A VB module does basically define "global" functions - if this were C# it'd be a static class with static functions. However, this won't make any difference to the resource requirements of your application: all methods are defined once, no matter where they're called from, and being in a module or a class doesn't change that. If you have 20 forms that all use the combobox code, the combobox code still only exists once - it's not duplicated 20 times, either in the application or in memory when you run.
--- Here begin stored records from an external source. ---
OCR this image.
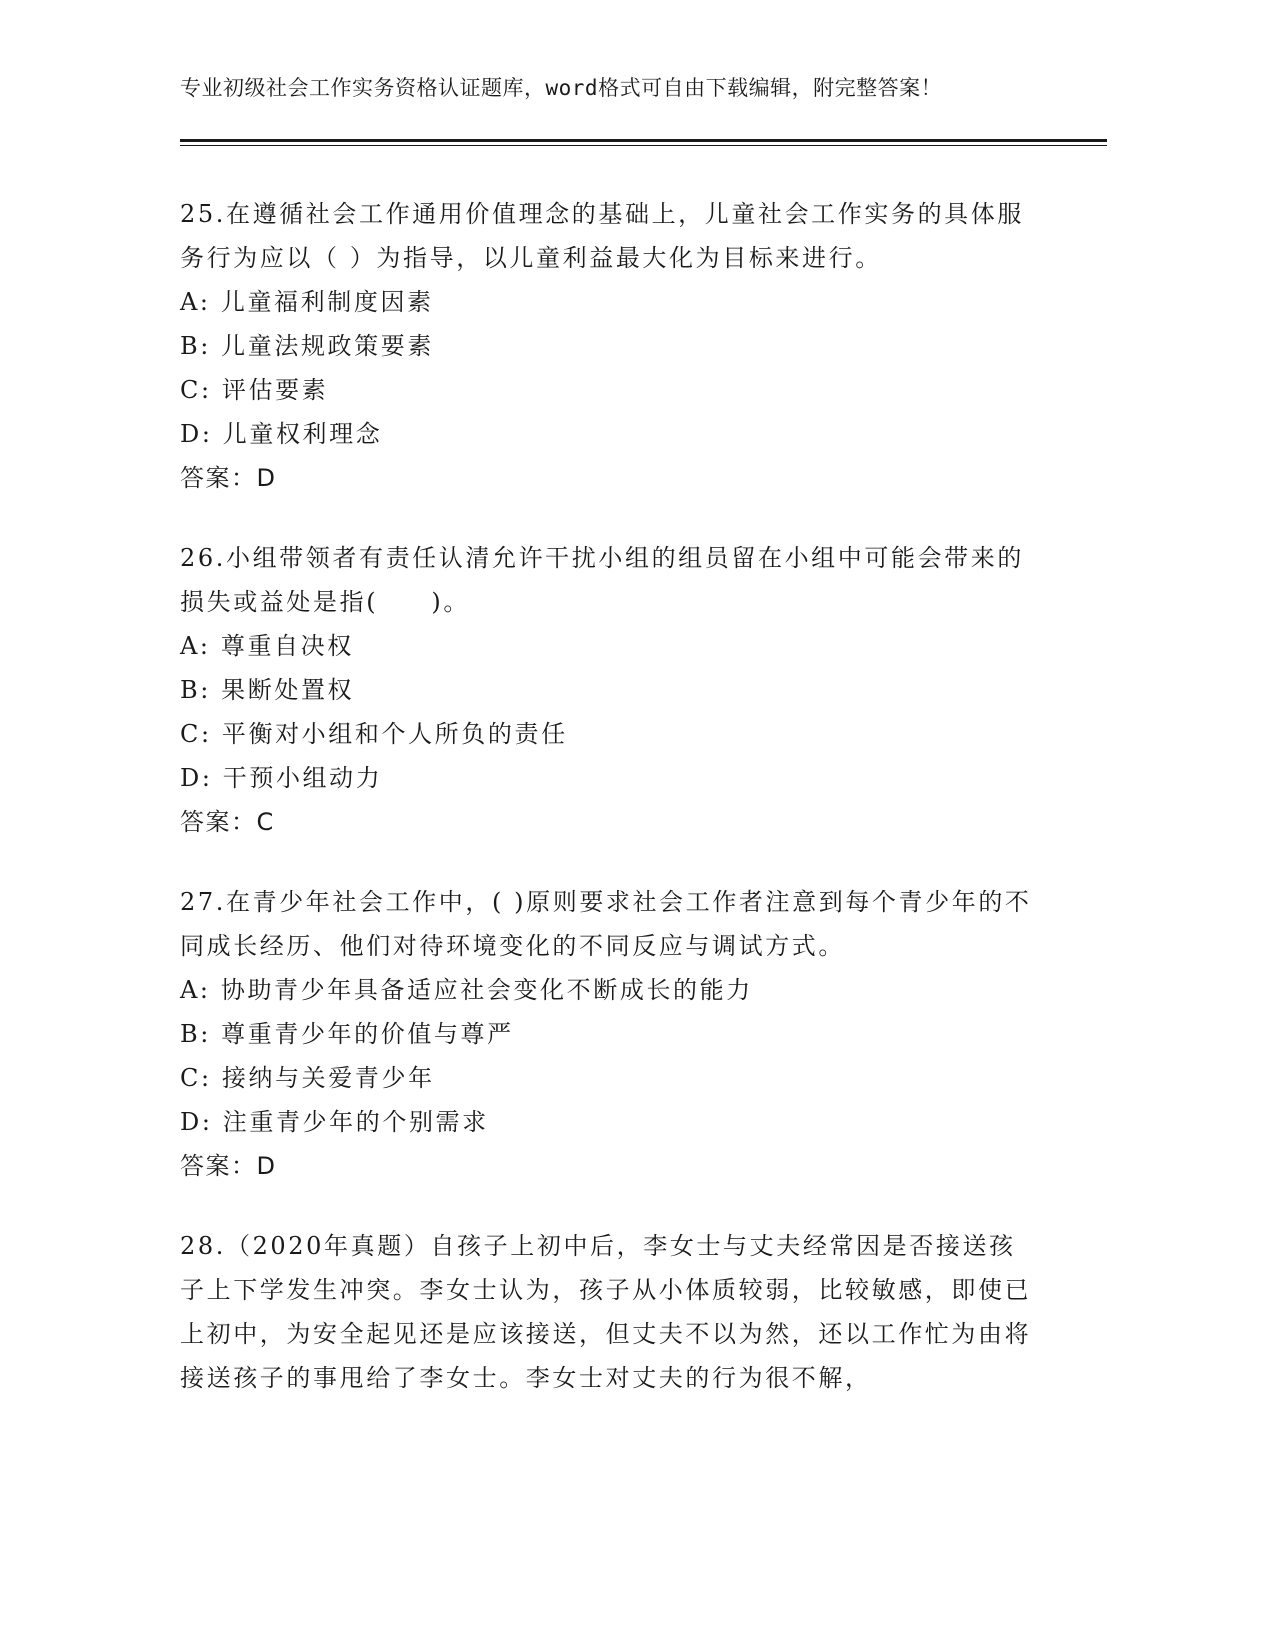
专业初级社会工作实务资格认证题库，word格式可自由下载编辑，附完整答案！

25.在遵循社会工作通用价值理念的基础上，儿童社会工作实务的具体服务行为应以（ ）为指导，以儿童利益最大化为目标来进行。

A: 儿童福利制度因素

B: 儿童法规政策要素

C: 评估要素

D: 儿童权利理念

答案：D

26.小组带领者有责任认清允许干扰小组的组员留在小组中可能会带来的损失或益处是指(　　)。

A: 尊重自决权

B: 果断处置权

C: 平衡对小组和个人所负的责任

D: 干预小组动力

答案：C

27.在青少年社会工作中，( )原则要求社会工作者注意到每个青少年的不同成长经历、他们对待环境变化的不同反应与调试方式。

A: 协助青少年具备适应社会变化不断成长的能力

B: 尊重青少年的价值与尊严

C: 接纳与关爱青少年

D: 注重青少年的个别需求

答案：D

28.（2020年真题）自孩子上初中后，李女士与丈夫经常因是否接送孩子上下学发生冲突。李女士认为，孩子从小体质较弱，比较敏感，即使已上初中，为安全起见还是应该接送，但丈夫不以为然，还以工作忙为由将接送孩子的事甩给了李女士。李女士对丈夫的行为很不解，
It does sound like your contractor may have some unusual coding styles if he's using a lot of module code, but without more concrete examples it's hard to say for sure.

Dan Puzey
My concern is that they are loaded into memory regardless of whether or not they are used. Are classes treated the same way? Do they get loaded into memory before they are imported into a form, or are they not loaded until needed?
Thor79
When I say he uses modules for everything, I mean absolutely everything not having specifically to do with a form. He uses classes only to instantiate objects, such as the cEmployee example. No functions for employees are included in those classes, they are all dealt with through the use of modules. He writes his modules so they accept generic inputs, then he uses case statements to separate the code for each input passed in. Most modules are written this way, a series of case or if statements.
Thor79
Then it sounds like he's writing some fairly non-object-oriented code and you should maybe ask some questions about that, but it's still hard to be sure without seeing it.
Dan Puzey
Ok, thank you Dan.
Thor79
A: 

By traditional OOP approach, we learned at school that class methods are bound to their objects and while modules are used to carry global functions, and I guess your project partner wants to use those functions independently, irrelevant of associated objects. If those methods are processing only on Combo boxes, than they must be encapsulated with dedicated class for the purpose.
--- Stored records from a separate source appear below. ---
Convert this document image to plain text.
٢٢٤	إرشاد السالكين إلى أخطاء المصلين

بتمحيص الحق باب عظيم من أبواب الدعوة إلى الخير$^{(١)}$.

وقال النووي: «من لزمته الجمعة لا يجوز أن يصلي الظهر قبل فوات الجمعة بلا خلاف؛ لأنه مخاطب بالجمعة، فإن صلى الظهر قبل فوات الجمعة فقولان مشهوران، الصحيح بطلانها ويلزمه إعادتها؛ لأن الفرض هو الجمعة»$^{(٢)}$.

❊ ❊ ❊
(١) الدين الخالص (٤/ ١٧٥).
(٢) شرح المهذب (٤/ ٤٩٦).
Well, as you said that loading all the functions at the same time will increase overhead, so here's how things will work; since, execution deals with functions only when they are needed, & not when execution starts, so no matter you include hundreds of functions with your code, compiler will execute them only when you call it, (until then compiler doesn't knows what you've wrote in it) along with allocating variables within the functions. But, this is not the case if variables are shared by all the functions, as when they are shared by all of the functions, they are global for them, and hence, they will sit in memory since from the beginning.

Kush
A: 

From your description of the situation, it appears your programmer has VB6 backgrounds and has not completely migrated to VB.NET; he does not use OOP if he can avoid it.

To answer your questions, his code style would make a hell for a pure VB.NET OOP programmer. However, it wouldn't cause much overhead.

Alex Essilfie
I learned VB6 back in the day...but most of my recent experience is in VB.Net and more specifically OOP design. And yes, it is my own little hell dealing with him. Thanks.
Thor79
A: 

It's hard to answer without seeing the code. From the information in your question it seemed that your contractor was writing procedural structured code, which is old-fashioned, but not necessarily a huge problem, although many programmers who are used to OO won't enjoy looking at the code.
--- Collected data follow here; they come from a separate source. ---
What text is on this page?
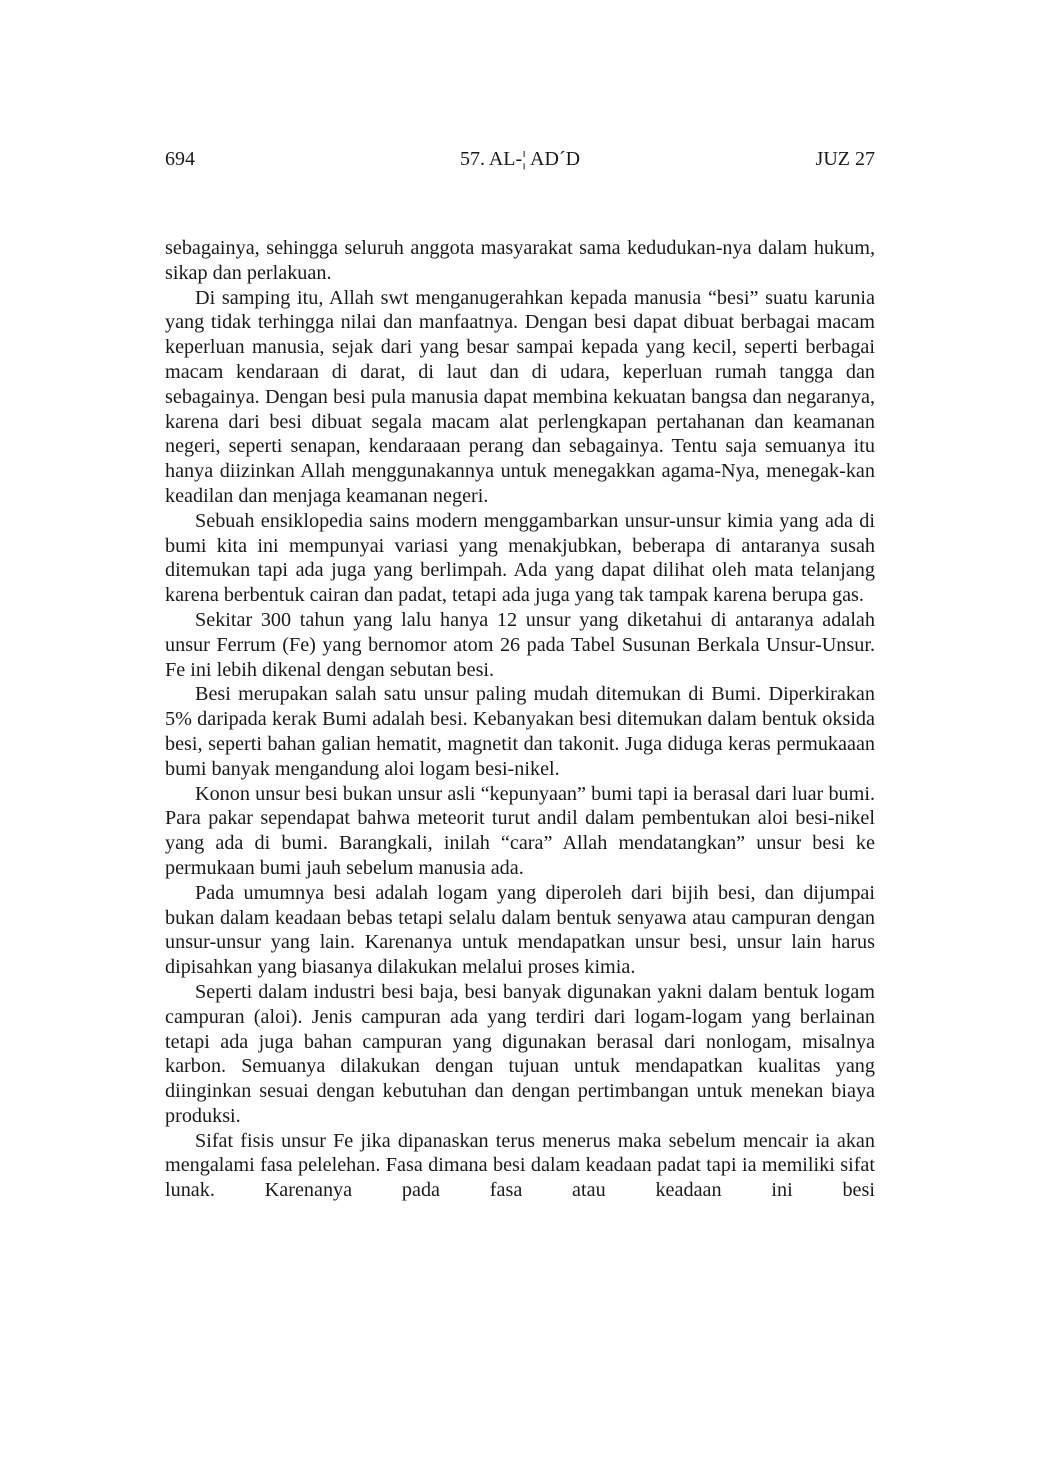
694	57. AL-¦ AD´D	JUZ 27

sebagainya, sehingga seluruh anggota masyarakat sama kedudukan-nya dalam hukum, sikap dan perlakuan.

Di samping itu, Allah swt menganugerahkan kepada manusia “besi” suatu karunia yang tidak terhingga nilai dan manfaatnya. Dengan besi dapat dibuat berbagai macam keperluan manusia, sejak dari yang besar sampai kepada yang kecil, seperti berbagai macam kendaraan di darat, di laut dan di udara, keperluan rumah tangga dan sebagainya. Dengan besi pula manusia dapat membina kekuatan bangsa dan negaranya, karena dari besi dibuat segala macam alat perlengkapan pertahanan dan keamanan negeri, seperti senapan, kendaraaan perang dan sebagainya. Tentu saja semuanya itu hanya diizinkan Allah menggunakannya untuk menegakkan agama-Nya, menegak-kan keadilan dan menjaga keamanan negeri.

Sebuah ensiklopedia sains modern menggambarkan unsur-unsur kimia yang ada di bumi kita ini mempunyai variasi yang menakjubkan, beberapa di antaranya susah ditemukan tapi ada juga yang berlimpah. Ada yang dapat dilihat oleh mata telanjang karena berbentuk cairan dan padat, tetapi ada juga yang tak tampak karena berupa gas.

Sekitar 300 tahun yang lalu hanya 12 unsur yang diketahui di antaranya adalah unsur Ferrum (Fe) yang bernomor atom 26 pada Tabel Susunan Berkala Unsur-Unsur. Fe ini lebih dikenal dengan sebutan besi.

Besi merupakan salah satu unsur paling mudah ditemukan di Bumi. Diperkirakan 5% daripada kerak Bumi adalah besi. Kebanyakan besi ditemukan dalam bentuk oksida besi, seperti bahan galian hematit, magnetit dan takonit. Juga diduga keras permukaaan bumi banyak mengandung aloi logam besi-nikel.

Konon unsur besi bukan unsur asli “kepunyaan” bumi tapi ia berasal dari luar bumi. Para pakar sependapat bahwa meteorit turut andil dalam pembentukan aloi besi-nikel yang ada di bumi. Barangkali, inilah “cara” Allah mendatangkan” unsur besi ke permukaan bumi jauh sebelum manusia ada.

Pada umumnya besi adalah logam yang diperoleh dari bijih besi, dan dijumpai bukan dalam keadaan bebas tetapi selalu dalam bentuk senyawa atau campuran dengan unsur-unsur yang lain. Karenanya untuk mendapatkan unsur besi, unsur lain harus dipisahkan yang biasanya dilakukan melalui proses kimia.

Seperti dalam industri besi baja, besi banyak digunakan yakni dalam bentuk logam campuran (aloi). Jenis campuran ada yang terdiri dari logam-logam yang berlainan tetapi ada juga bahan campuran yang digunakan berasal dari nonlogam, misalnya karbon. Semuanya dilakukan dengan tujuan untuk mendapatkan kualitas yang diinginkan sesuai dengan kebutuhan dan dengan pertimbangan untuk menekan biaya produksi.

Sifat fisis unsur Fe jika dipanaskan terus menerus maka sebelum mencair ia akan mengalami fasa pelelehan. Fasa dimana besi dalam keadaan padat tapi ia memiliki sifat lunak. Karenanya pada fasa atau keadaan ini besi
From your last comment on Dan's answer it sounds like he is writing a module for each functional area, with routines that can act on any object. The routines accept Object or Variant arguments, detect the type of object passed with case/if statements, then branch to the appropriate code for that object. Is that right? That is quite eccentric and hard to maintain. Usually, a better way is to declare interfaces for the functional areas, and have the classes implement the interfaces.

I've seen code like this from self-taught programmers. To be fair to them, they are bright people who were stumbling towards inventing OO programming from scratch! It can be a slow process though, and it's better to learn about other people's conclusions first! I might recommend a course on OO programming, or if he is a reader a book like Head First Design Patterns or even Code Complete 2, which has some good chapters on design. If you can get him hooked on Code Complete, that would be a good thing.